Haine du bourgeois increvable qui a pris le pouvoir sur un roi fantoche (Taine encore, voyez aussi Apostolidès et son roi-machine) à la révolution :

« La bourgeoisie a fait passer sur la collectivité toutes les charges dont étaient grevées autrefois les propriétés qu’elle avait acquises pour quelques chiffons de papier… L’État les prenait sur lui, c’est-à-dire les mettait sur le dos de tous les citoyens. »

Puis le plus grave : la création de cette sous France et de cette humanité médiocre qu’on a dénoncé dans tout notre cinéma ou notre littérature des derniers siècles :

« Le régime moderne a créé un type d’être spécial qu’on serait tenté d’appeler le contribuable ; car en réalité si on demandait à beaucoup d’hommes de ce temps pourquoi ils sont sur la terre, ils finiraient par vous dire : « Ma foi, pour faire notre service militaire, pour acquitter nos contributions et pour payer notre terme. »

Drumont ajoute :

« Les riches tiennent maintenant la place prépondérante dans cette église qui a été fondée par les pauvres. »

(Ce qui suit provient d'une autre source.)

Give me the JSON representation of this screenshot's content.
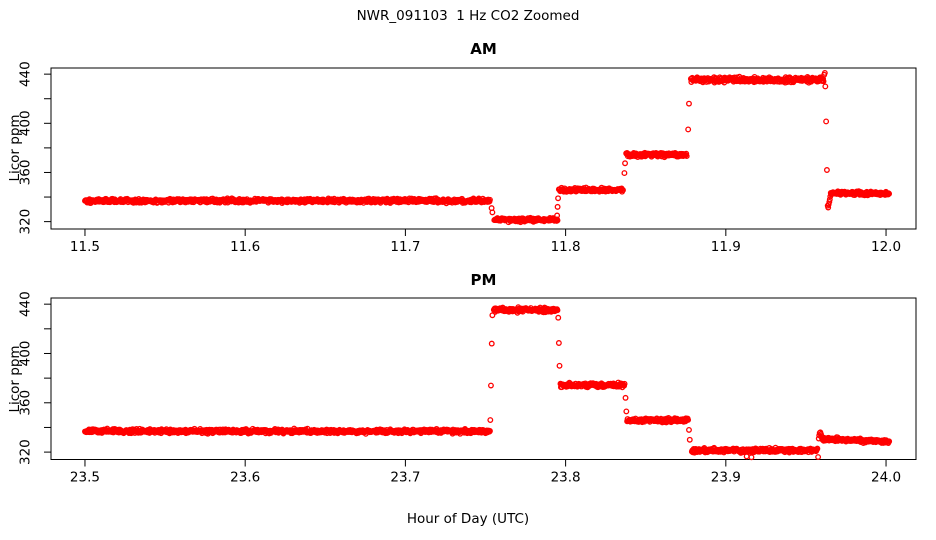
{
  "figure": {
    "title": "NWR_091103  1 Hz CO2 Zoomed",
    "xlabel": "Hour of Day (UTC)",
    "marker": "open-circle",
    "marker_color": "#FF0000",
    "axis_color": "#000000",
    "background": "#FFFFFF",
    "sample_rate_hz": 1
  },
  "chart_data": [
    {
      "type": "scatter",
      "title": "AM",
      "xlabel": "",
      "ylabel": "Licor ppm",
      "xlim": [
        11.4788,
        12.0187
      ],
      "ylim": [
        314,
        445
      ],
      "grid": false,
      "legend": null,
      "xtick_values": [
        11.5,
        11.6,
        11.7,
        11.8,
        11.9,
        12.0
      ],
      "xtick_labels": [
        "11.5",
        "11.6",
        "11.7",
        "11.8",
        "11.9",
        "12.0"
      ],
      "ytick_values": [
        320,
        340,
        360,
        380,
        400,
        420,
        440
      ],
      "ytick_labels": [
        "320",
        "",
        "360",
        "",
        "400",
        "",
        "440"
      ],
      "segment_format": [
        "t_start_hr",
        "t_end_hr",
        "ppm_start",
        "ppm_end",
        "jitter_ppm"
      ],
      "segments": [
        [
          11.5,
          11.753,
          337.0,
          337.0,
          1.6
        ],
        [
          11.7555,
          11.795,
          321.4,
          321.4,
          1.5
        ],
        [
          11.7958,
          11.836,
          345.8,
          345.8,
          1.5
        ],
        [
          11.8378,
          11.8758,
          374.5,
          374.5,
          1.6
        ],
        [
          11.8782,
          11.9612,
          435.4,
          435.4,
          1.9
        ],
        [
          11.9655,
          12.002,
          343.0,
          343.0,
          1.5
        ]
      ],
      "transition_points": [
        [
          11.7538,
          331.0
        ],
        [
          11.7543,
          327.5
        ],
        [
          11.7947,
          325.0
        ],
        [
          11.795,
          332.0
        ],
        [
          11.7953,
          339.0
        ],
        [
          11.8367,
          359.5
        ],
        [
          11.8371,
          367.5
        ],
        [
          11.8765,
          395.0
        ],
        [
          11.877,
          416.0
        ],
        [
          11.9614,
          439.5
        ],
        [
          11.9618,
          441.0
        ],
        [
          11.9621,
          430.0
        ],
        [
          11.9626,
          401.5
        ],
        [
          11.9631,
          362.0
        ],
        [
          11.9636,
          333.0
        ],
        [
          11.9639,
          331.5
        ],
        [
          11.9642,
          334.0
        ],
        [
          11.9646,
          336.0
        ],
        [
          11.9649,
          338.0
        ],
        [
          11.9652,
          340.5
        ]
      ]
    },
    {
      "type": "scatter",
      "title": "PM",
      "xlabel": "",
      "ylabel": "Licor ppm",
      "xlim": [
        23.4788,
        24.0187
      ],
      "ylim": [
        314,
        445
      ],
      "grid": false,
      "legend": null,
      "xtick_values": [
        23.5,
        23.6,
        23.7,
        23.8,
        23.9,
        24.0
      ],
      "xtick_labels": [
        "23.5",
        "23.6",
        "23.7",
        "23.8",
        "23.9",
        "24.0"
      ],
      "ytick_values": [
        320,
        340,
        360,
        380,
        400,
        420,
        440
      ],
      "ytick_labels": [
        "320",
        "",
        "360",
        "",
        "400",
        "",
        "440"
      ],
      "segment_format": [
        "t_start_hr",
        "t_end_hr",
        "ppm_start",
        "ppm_end",
        "jitter_ppm"
      ],
      "segments": [
        [
          23.5,
          23.753,
          337.0,
          337.0,
          1.6
        ],
        [
          23.7552,
          23.795,
          435.4,
          435.4,
          1.9
        ],
        [
          23.7968,
          23.837,
          374.3,
          374.3,
          1.6
        ],
        [
          23.8384,
          23.8765,
          345.8,
          345.8,
          1.5
        ],
        [
          23.8788,
          23.9572,
          321.4,
          321.4,
          1.6
        ],
        [
          23.96,
          24.002,
          330.8,
          328.5,
          1.4
        ]
      ],
      "transition_points": [
        [
          23.753,
          346.0
        ],
        [
          23.7534,
          374.0
        ],
        [
          23.7539,
          408.0
        ],
        [
          23.7543,
          431.0
        ],
        [
          23.7954,
          429.0
        ],
        [
          23.7958,
          408.5
        ],
        [
          23.7962,
          390.0
        ],
        [
          23.8374,
          364.0
        ],
        [
          23.8379,
          353.0
        ],
        [
          23.877,
          338.0
        ],
        [
          23.8775,
          330.0
        ],
        [
          23.913,
          316.5
        ],
        [
          23.916,
          315.8
        ],
        [
          23.9576,
          316.0
        ],
        [
          23.958,
          331.0
        ],
        [
          23.9583,
          333.5
        ],
        [
          23.9586,
          335.5
        ],
        [
          23.959,
          336.0
        ],
        [
          23.9594,
          334.5
        ]
      ]
    }
  ]
}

L’être moderne sous des dehors anars est veule et soumis. Drumont :

« Les rois chevelus consultaient leurs leudes ; Charlemagne consultait ses pairs…A force de marcher dans la voie du progrès, comme on dit, on a rétrogradé au-delà des cafres : et, durant cinq mois, un aventurier génois envoya les gens se faire casser les bras et les jambes pendant qu’il fumait son cigare. »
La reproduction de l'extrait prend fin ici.